An intriguing study of artist and civil rights activist Shirley Graham Du Bois
One of the most intriguing activists and artists of the twentieth century, Shirley Graham Du Bois also remains one of the least studied and understood. In Race Woman , Gerald Horne draws a revealing portrait of this controversial figure who championed the civil rights movement in America, the liberation struggles in Africa and the socialist struggles in Maoist China. Through careful analysis and use of personal correspondence, interviews, and previously unexamined documents, Horne explores her work as a Harlem Renaissance playwright, biographer, composer, teacher, novelist, Left political activist, advisor and inspiration, who was a powerful historical actor.
Dr. Gerald Horne is an eminent historian who is Chair of History and African American Studies at the University of Houston. An author of more than thirty books and one hundred scholarly articles and reviews, his research has addressed issues of racism in a variety of relations involving labor, politics, civil rights, international relations, war and the film industry.
Well. I wish there were more written on her. I am in awe of how prolific she was and her travels and how avant garde ...
A reflection on her by her son David's friend (unanamed):
"I feel about her that the face she turned to the world -- even perhaps to those nearer was the harsher, more dominant side and that she may have feared that the more loving, gentle aspect of herself. It is not easy to be a woman--even less easy to be a very gifted woman--and less still to be a black woman--she had all three hurdles to clear."

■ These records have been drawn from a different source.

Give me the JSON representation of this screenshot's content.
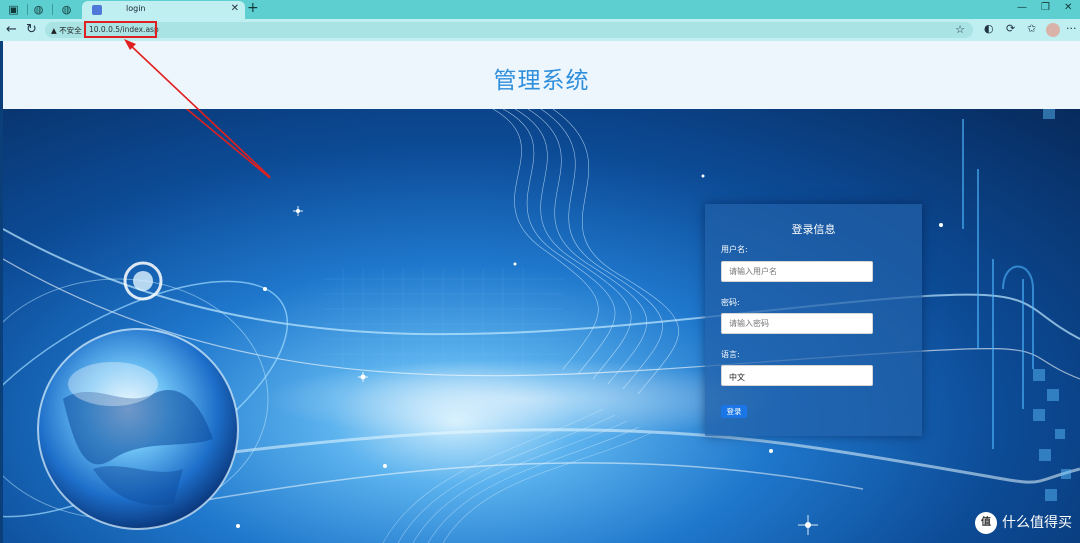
{
  "browser": {
    "tab_title": "login",
    "insecure_label": "不安全",
    "url": "10.0.0.5/index.asp"
  },
  "page": {
    "header_title": "管理系统"
  },
  "login": {
    "title": "登录信息",
    "username_label": "用户名:",
    "username_placeholder": "请输入用户名",
    "password_label": "密码:",
    "password_placeholder": "请输入密码",
    "language_label": "语言:",
    "language_value": "中文",
    "submit_label": "登录"
  },
  "watermark": {
    "badge": "值",
    "text": "什么值得买"
  },
  "colors": {
    "tabbar": "#5ecfd0",
    "header_title": "#2f8fdc",
    "annotation": "#e02020",
    "button": "#1a75e6"
  }
}
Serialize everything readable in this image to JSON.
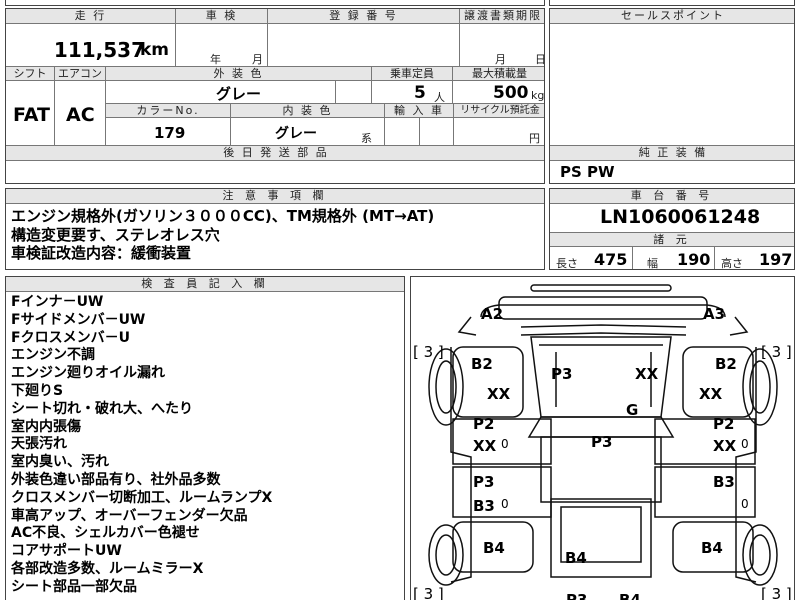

So glad to see Mrs. Shirley Graham DuBois many lives in this book. I knew she had a life outside of Dr. DuBois, but I had no idea the breadth and depth of those lives. So glad he denoted the history as her "lives" because she participated in so many areas of art, literature, history; so many political arenas; so often mentoring youth, it makes me feel even more appreciative to have heard her speak and talk briefly with her during her last stay in the U.S. when she spoke at University of Illinois at Carbondale. Ase! Long Live this revolutionary woman.